I wonder if you’ve read the Reuter article linked over at Reason about the SOD (Special Operations Division) unit inside the DEA and it’s intelligence sharing with the NSA.
Apparently there is an intelligence link, and info is passed between the NSA and the DEA and eventually to local law enforcement for drug enforcement activities.
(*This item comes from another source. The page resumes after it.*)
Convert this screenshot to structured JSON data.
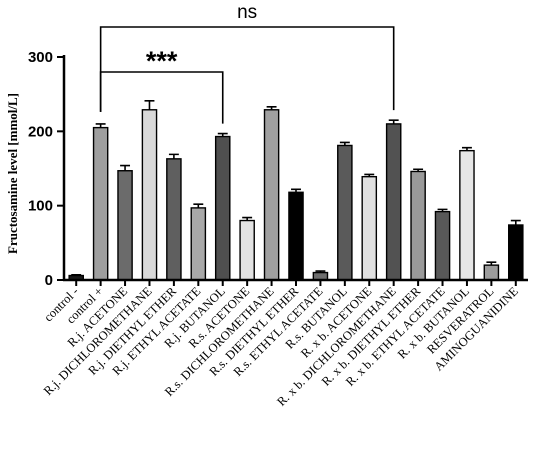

They are trained to use “parallel construction”, that is to recreate the investigative information so as to hide where the source came from. I don’t think we can be at all confident that data from PRISM isn’t ultimately widing up as a top-down “tip” from the NSA to the DEA to local cops.

prior probability August 5, 2013 at 5:15 pm

These recent disclosures are cause for concern … but doesn’t Google, Facebook, et al. already comb through our electronic data and share it with third parties?

Gnonannon August 7, 2013 at 3:18 am

The acquision and accumulation of raw data is the NSA’s most visible technical achievement. Useful exploitation of the data is really the more open-ended problem, and it is unclear how efficiently it can be used.

Timothy Edgar’s comments suggest they need to find a way to bowlderize data for dissemination across agencies, and put it in forms most useful to their respective purposes. (tracing criminal associations, estimating military capacity, auditing the behavior of personel, tax evasion, speeding).

The temptation to make routine use of these archives will increase as interpretation becomes more efficient and data are, in some form, granted wider institutional dissemination. Count on it.